There were a number of problems with this hodgepodge:

  • I was unable to find any Python or command-line solution for old Excel (XLS) files;
  • These solutions did not extract metadata, only document text;
  • The choice of which tool to use depends on the MIME type returned by the file(1) command, which varies depending on the OS (Debian/Ubuntu or CentOS) and which version of the library is installed

Another Stack Overflow post recommended Apache Tika for metadata extraction. It appears to support all the document formats that we need, and to have auto-detection of the document format, which solves all the MIME type problems as well. However, it introduces a new problem: it’s written in Java, which is hard to access from Python.

Luckily I found some instructions for building a Python wrapper around Tika, using some tools that I’d never heard of, and this seemed like a good approach. Unfortunately the installation process is very non-standard, which would not fit in with our fabric-based automated deployment process, and would make it harder for users to install the Intranet themselves.

The instructions are somewhat outdated at the time of writing, as they refer to Tika version 0.7, while 1.0 has been released.
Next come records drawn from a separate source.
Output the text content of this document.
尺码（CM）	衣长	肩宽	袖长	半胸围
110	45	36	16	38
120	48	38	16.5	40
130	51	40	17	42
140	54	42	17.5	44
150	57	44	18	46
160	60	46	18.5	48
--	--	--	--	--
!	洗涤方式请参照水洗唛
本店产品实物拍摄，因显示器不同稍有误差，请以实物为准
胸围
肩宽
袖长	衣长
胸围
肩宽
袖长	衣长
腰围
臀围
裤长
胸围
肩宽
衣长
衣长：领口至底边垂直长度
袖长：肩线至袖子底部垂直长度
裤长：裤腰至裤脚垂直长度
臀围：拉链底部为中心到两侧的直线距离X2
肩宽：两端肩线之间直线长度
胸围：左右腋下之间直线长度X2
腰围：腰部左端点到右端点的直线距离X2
I was unable to register for an account to update that page, so I wrote to the author with the details that I discovered, and will also document here that the following command works for me:

python ../jcc/jcc/__main__.py \
        --include /usr/share/java/org.eclipse.osgi.jar \
        --jar tika-parsers-1.0.jar \
        --jar tika-core-1.0.jar \
        java.io.File java.io.FileInputStream \
        java.io.StringBufferInputStream \
        --package org.xml.sax \
        --include tika-app-1.0.jar \
        --python tika --version 1.0 --reserved asm

I was able to go further than this, and package Tika in a way that makes it easy to install with Pip, and thus integrate with our deployment process.

The wrapper is written using JCC, which works by generating and compiling C++ code that links to the Java classes, and then a Python wrapper around that C++. This means that it needs to be recompiled for each platform, so I couldn’t just distribute a binary blob with the Intranet (I had the same problem with DocToText above).

The version of setuptools on our servers doesn’t support JCC’s shared library mode. JCC dies with an error if it’s not explicitly disabled or the patch applies. I couldn’t do either of these as part of our standard deployment process. So I patched JCC to disabled shared mode, since we don’t need it anyway. I also added some patches to allow various setup.py commands used by pip to be forwarded through JCC to the setup function call.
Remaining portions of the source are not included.